LLM for Recommendation Generative Recommendation Sequential Recommendation
LC-Rec bridges the gap between language and recommendation by using vector-quantized item indices and multi-task alignment tuning to integrate collaborative semantics directly into the LLM's generative process.
Core Problem
There is a large semantic gap between the language semantics captured by LLMs and the collaborative semantics (item IDs) used in recommender systems.
Why it matters:
  • Existing LLM-based recommenders often rely on text-only inputs, which ignore collaborative signals (user behavior patterns) crucial for accuracy.
  • Simple fine-tuning on ID sequences treats IDs as OOV tokens without meaningful semantic grounding, limiting the LLM's ability to generalize.
  • Many current LLM recommenders cannot handle full-ranking scenarios (generating items from the entire catalog) and rely on pre-filtering candidates.
Concrete Example: A user who buys 'Legend of Zelda' might next buy a specific 'Nintendo Switch Case'. An LLM relying only on text might suggest generic 'Zelda' merchandise, while collaborative signals know this specific sequence implies a hardware accessory purchase.

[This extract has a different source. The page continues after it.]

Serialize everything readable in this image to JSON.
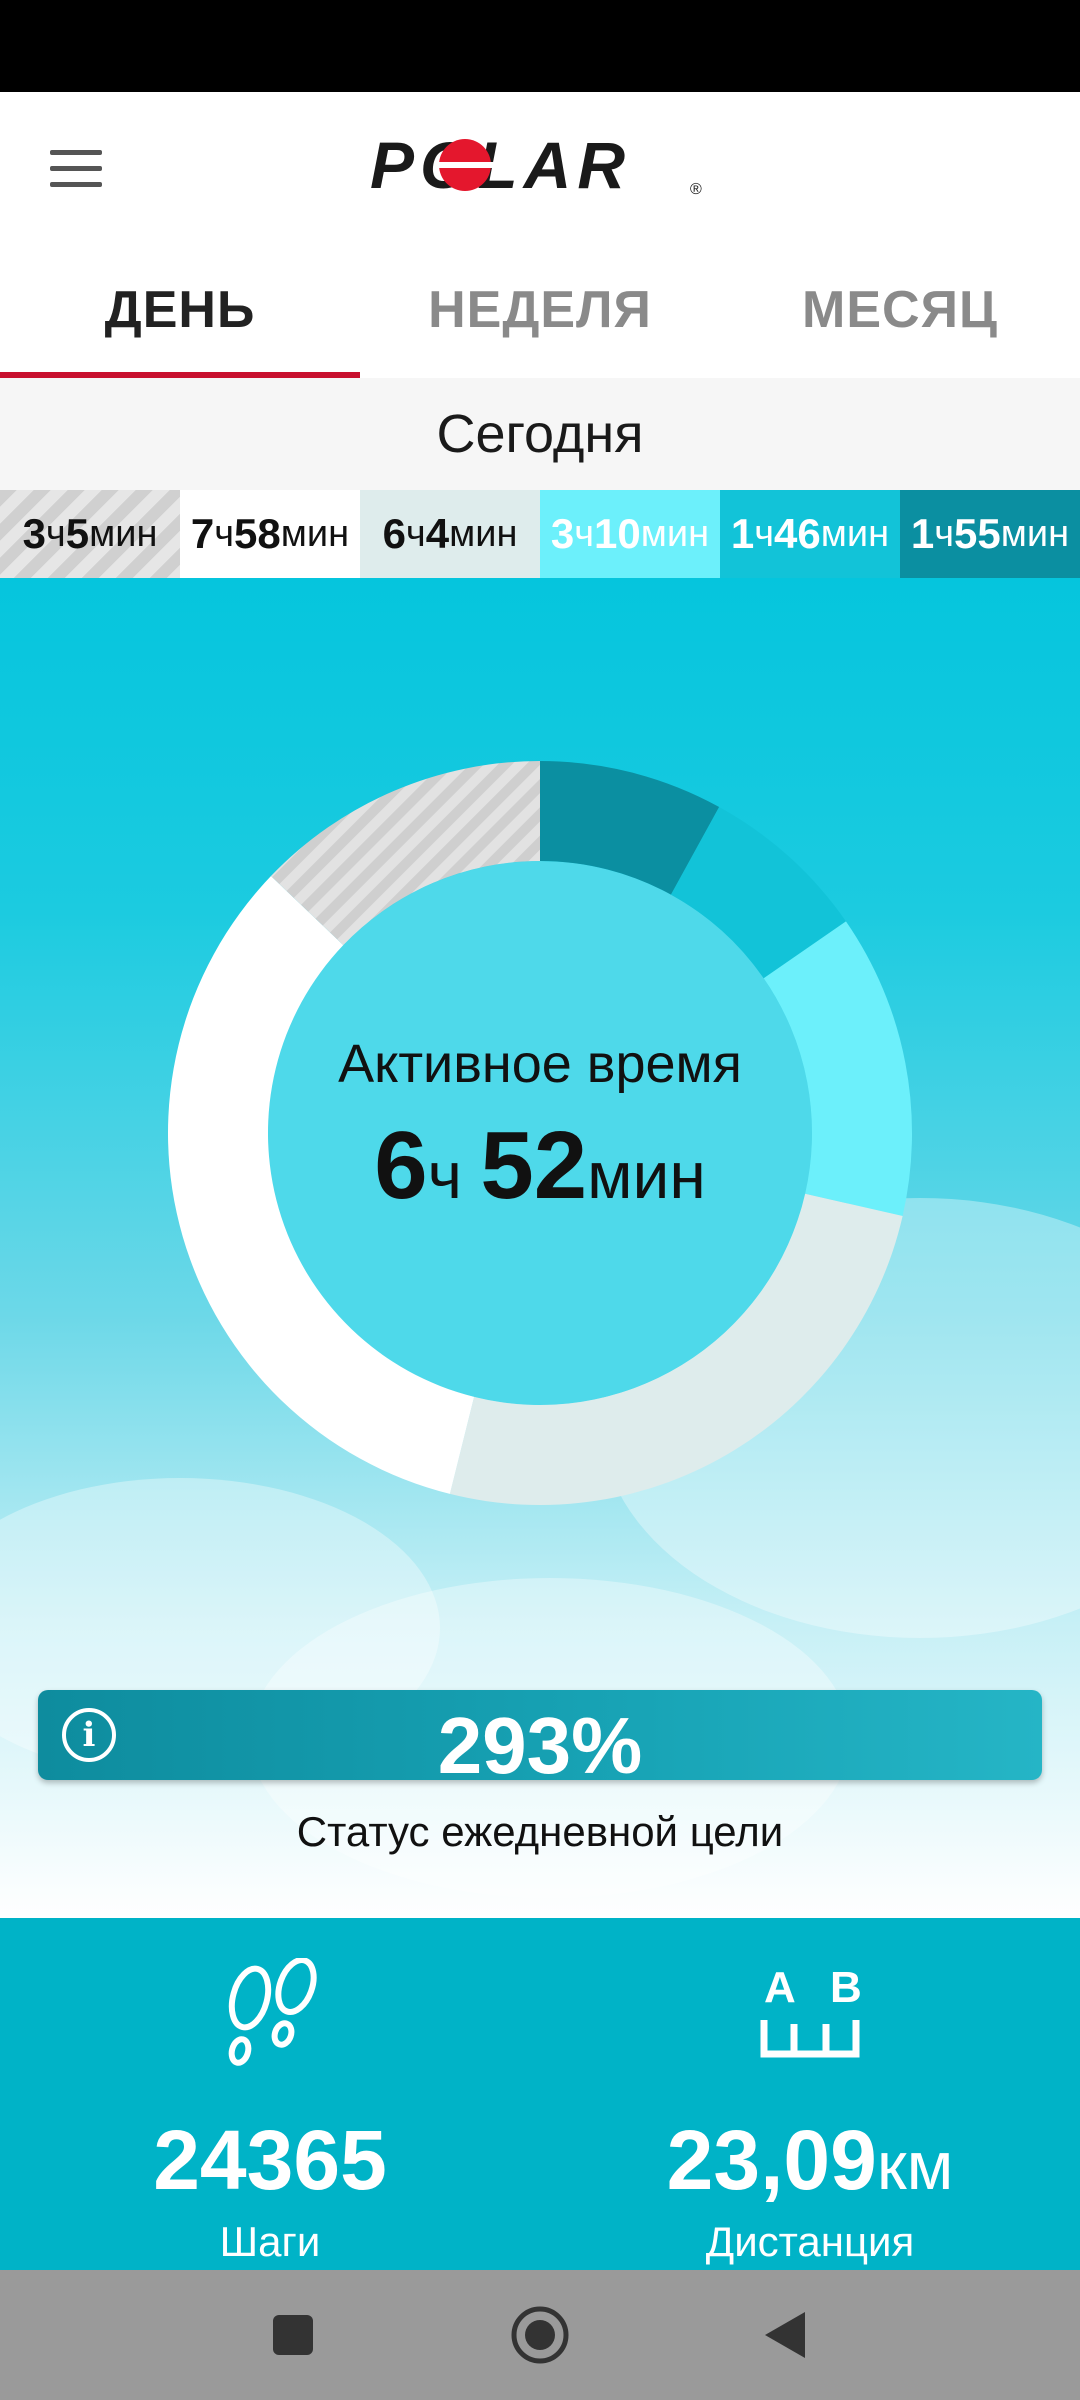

Text-only models miss this latent behavioral link.
Key Novelty
LC-Rec (Language and Collaborative semantics for Recommendation)
  • Uses Residual-Quantized Variational AutoEncoder (RQ-VAE) to create discrete item indices based on text embeddings, ensuring IDs capture content similarity.
  • Introduces 'Uniform Semantic Mapping' via Sinkhorn-Knopp to prevent index collisions (multiple items sharing the same ID) while maintaining semantic structure.
  • Fine-tunes the LLM with asymmetric alignment tasks (e.g., predicting item titles from index sequences, inferring user intent from indices) to deeply fuse language and collaborative knowledge.
Architecture
Architecture Figure Figure 1
The LC-Rec framework, illustrating the two-stage process: Item Indexing via VQ-VAE and Alignment Tuning via multi-task instructions.
Evaluation Highlights
  • +68.6% improvement in HR@1 on the Games dataset compared to the best baseline (P5-CID) by effectively integrating collaborative signals.
  • Achieves average performance improvement of 25.5% in full ranking evaluations across three Amazon datasets compared to baselines.
  • Outperforms text-based LLM methods (TALLRec, InstructRec) and ID-based generative methods (TIGER, P5) consistently on HR and NDCG metrics.
Breakthrough Assessment
8/10
Significantly outperforms strong baselines by solving the ID collision problem in VQ-based recommendation and proposing a robust alignment strategy for LLMs. Effectively bridges the text-ID gap.